Jim Kelley was a small manufacturer of boutique amps who started his business in the late 70ies. He started with only one amp model, a single channel amp with 6 tubes and just 3 knobs. The later dual channel was still based on this model.
Compared to other boutique amp that were favourits at that time – namely Mesa Boogie or Dumble – the Kelley amps followed a different approach. While the Mesa Boogies had lots of controls and options (various push/pull knobs, EQs, different gain stages etc.), the Kelley had just 3 knobs and followed the idea of having a simple signal path without any redundant components to obtain a pure and natural sound.

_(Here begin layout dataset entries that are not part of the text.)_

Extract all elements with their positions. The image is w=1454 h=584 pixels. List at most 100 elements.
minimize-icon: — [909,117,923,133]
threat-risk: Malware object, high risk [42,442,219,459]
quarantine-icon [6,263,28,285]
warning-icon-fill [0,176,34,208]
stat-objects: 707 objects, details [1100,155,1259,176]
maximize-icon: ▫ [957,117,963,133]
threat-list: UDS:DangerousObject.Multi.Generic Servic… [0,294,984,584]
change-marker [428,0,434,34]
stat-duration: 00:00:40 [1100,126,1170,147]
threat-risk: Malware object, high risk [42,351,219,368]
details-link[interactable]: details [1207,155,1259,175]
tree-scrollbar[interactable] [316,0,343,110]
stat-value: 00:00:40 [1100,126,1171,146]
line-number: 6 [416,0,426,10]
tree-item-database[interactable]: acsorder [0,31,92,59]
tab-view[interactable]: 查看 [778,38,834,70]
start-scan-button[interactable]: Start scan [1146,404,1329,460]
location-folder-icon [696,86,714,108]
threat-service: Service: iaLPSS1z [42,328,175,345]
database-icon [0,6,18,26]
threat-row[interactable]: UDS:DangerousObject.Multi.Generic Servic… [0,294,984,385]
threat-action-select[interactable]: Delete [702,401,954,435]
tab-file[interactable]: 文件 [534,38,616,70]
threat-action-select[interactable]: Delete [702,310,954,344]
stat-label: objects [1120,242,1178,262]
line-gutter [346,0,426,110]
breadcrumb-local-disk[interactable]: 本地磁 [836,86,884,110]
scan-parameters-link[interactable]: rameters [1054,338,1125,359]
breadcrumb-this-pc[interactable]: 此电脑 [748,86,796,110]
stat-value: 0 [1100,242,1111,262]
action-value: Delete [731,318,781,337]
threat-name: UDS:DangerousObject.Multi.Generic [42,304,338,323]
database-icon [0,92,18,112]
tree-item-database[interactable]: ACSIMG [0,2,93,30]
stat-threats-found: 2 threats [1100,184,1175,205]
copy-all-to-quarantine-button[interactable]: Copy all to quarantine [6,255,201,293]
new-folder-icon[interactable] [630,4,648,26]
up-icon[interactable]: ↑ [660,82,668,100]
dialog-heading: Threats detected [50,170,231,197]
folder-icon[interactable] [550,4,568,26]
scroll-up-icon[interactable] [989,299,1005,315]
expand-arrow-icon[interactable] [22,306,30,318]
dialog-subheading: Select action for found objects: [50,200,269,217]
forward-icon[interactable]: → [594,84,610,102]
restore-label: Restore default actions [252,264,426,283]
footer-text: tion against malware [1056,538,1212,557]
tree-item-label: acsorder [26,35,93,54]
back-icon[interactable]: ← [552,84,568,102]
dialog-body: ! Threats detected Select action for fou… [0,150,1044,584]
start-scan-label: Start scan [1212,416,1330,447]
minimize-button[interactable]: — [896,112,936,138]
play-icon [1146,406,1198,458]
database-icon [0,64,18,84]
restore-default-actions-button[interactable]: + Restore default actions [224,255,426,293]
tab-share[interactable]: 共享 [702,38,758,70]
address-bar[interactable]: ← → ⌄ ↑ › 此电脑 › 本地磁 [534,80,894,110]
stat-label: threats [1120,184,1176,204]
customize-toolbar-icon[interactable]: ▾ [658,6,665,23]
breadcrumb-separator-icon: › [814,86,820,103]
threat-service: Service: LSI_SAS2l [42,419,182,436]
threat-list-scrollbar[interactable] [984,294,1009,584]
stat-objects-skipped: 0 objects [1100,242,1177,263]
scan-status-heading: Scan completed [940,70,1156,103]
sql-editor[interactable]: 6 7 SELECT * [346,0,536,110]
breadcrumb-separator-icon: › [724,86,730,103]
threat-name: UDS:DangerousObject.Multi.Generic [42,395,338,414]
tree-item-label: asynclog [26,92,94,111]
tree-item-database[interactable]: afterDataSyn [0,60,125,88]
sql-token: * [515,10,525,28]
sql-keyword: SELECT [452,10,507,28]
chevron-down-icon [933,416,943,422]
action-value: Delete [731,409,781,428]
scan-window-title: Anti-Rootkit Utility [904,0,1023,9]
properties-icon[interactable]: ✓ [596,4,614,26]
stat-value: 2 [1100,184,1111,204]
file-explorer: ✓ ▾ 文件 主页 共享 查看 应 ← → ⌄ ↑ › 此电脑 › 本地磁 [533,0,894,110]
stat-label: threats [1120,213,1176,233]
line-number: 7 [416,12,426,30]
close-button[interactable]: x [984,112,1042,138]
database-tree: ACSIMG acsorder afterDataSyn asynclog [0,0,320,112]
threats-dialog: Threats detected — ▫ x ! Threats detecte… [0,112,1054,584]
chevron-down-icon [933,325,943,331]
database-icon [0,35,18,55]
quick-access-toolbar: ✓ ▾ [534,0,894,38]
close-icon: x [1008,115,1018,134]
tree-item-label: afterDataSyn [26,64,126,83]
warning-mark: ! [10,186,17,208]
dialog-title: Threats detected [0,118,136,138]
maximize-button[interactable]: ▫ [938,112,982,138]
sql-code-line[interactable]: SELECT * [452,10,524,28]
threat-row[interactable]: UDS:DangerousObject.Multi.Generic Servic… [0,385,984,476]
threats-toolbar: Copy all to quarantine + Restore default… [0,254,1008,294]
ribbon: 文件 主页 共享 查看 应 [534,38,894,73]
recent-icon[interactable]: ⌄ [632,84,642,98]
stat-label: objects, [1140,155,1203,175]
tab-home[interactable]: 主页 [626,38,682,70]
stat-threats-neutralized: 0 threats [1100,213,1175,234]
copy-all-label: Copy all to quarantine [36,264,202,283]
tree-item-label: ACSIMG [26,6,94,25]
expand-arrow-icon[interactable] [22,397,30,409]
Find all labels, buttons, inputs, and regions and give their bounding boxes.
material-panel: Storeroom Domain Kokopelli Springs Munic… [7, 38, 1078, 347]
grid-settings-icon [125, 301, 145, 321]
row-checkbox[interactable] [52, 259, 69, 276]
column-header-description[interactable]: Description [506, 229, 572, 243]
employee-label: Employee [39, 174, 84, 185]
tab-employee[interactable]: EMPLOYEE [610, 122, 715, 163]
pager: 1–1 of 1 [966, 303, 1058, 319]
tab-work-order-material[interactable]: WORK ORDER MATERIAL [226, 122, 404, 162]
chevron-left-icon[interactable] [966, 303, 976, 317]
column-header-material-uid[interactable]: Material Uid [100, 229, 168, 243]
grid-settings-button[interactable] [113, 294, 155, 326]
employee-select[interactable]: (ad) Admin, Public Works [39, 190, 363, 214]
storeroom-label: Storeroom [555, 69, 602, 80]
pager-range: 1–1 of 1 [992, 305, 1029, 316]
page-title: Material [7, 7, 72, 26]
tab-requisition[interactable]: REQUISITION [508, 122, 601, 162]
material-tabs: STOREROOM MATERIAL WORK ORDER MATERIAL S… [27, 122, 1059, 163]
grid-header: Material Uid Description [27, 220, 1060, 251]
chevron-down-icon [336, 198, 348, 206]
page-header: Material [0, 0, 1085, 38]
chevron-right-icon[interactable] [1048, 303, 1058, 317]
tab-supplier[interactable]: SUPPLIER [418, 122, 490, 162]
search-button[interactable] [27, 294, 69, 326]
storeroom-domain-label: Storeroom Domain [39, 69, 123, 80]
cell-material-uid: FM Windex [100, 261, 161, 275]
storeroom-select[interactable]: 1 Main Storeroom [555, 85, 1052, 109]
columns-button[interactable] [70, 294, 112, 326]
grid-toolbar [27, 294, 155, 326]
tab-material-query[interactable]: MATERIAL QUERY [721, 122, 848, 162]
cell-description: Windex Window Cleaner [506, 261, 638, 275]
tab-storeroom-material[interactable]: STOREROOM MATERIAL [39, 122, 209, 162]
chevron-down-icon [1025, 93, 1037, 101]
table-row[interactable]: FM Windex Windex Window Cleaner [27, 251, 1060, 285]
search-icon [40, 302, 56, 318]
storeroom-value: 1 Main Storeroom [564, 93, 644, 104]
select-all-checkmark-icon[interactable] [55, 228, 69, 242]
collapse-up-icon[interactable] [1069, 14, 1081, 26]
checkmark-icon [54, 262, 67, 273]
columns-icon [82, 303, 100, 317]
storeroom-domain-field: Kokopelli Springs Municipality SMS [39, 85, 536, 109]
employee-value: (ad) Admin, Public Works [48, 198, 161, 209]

While the Mesa Boogie made use of two different pre-amp sections that were chained in serial so that the first can overdrive the second to get high-gain distortion even at low volume, the Kelley favoured the more natural sounding distortion from the power amp. As this automatically results in high volume, the amps were often paired with a power attenuator ( a device between amp and speakers that turns a part of the output power into heat to reduce volume).
The Kelley amps soon get very popular among session players on the US West Coast, they became the “house amplifiers” of the Shangri La studios (the place where Mark Knopfler recorded his Shangri La album decades later), and were soon exported to Japan and Gemany (by the way, the German distributor was the music shop in my hometown where I played a Kelley amp for the first time in the early 80ies). On the US East Coast they were sold at Rudy’s Music Stop in New York, where John Suhr and Jack Sonni worked at that time, who introduced this amp to Mark Knopfler. According to Jack Sonni, Mark played his Kelley amp and his foam green Schecter Strat for the recording of One World (from the Brothers in Arms album) and loved the sound so much that he used the Kelley amp on the Brothers in Arms tour (1985/86).
The model Jack Sonni and Mark Knopfler used was the dual channel amp, the FACS (for foot activated channel switching). These amps were available as combo or head (Knopfler and Sonni used the heads) and had two identical pre amps so that each can be adjusted for a different sound, with a reverb control for each channel. As the idea of the Kelley’s distortion sound was to overdrive the output stage, different gain settings would automatically lead to different volume. Here the attenuator comes in, which was activated when switching to the overdriven channel so that you can match the volume to your needs.
Each channel has a gain, treble, bass, and reverb control (from left to right). The treble control can be pulled to act as a bright switch, while pulling the bass control adds a mid boost. Pulling the gain control on channel one – which was intended as a the overdrive channel and is paired with tghe power attenuator – allows you to switch the channels without the foot switch, pulling out the gain control of the second channel enables a presence boost.
The output stage uses four 6V6 tubes and can be switched to 30 or 60 watts, while 12AX7 tubes were used in the pre , as phase inverter, and to drive the reverb. The Brothers in Arms tour was one of the longest tours a major rock band ever did, and thus surely meant a particular stress for the gear. This lead to some tube failures so that Jack Sonni finally changed to a Seymour Duncan convertable amp towards the end of the tour which seems more reliable.
Unfortunately there aren’t any pictures that show Mark’s amps as these were placed behind the stage where they could be operated by a technician. You can see one of these – probably Jack Sonni’s – on the video of the Live Aid concert in July 1985. The pictures do not show Knopfler’s amp but similar ones.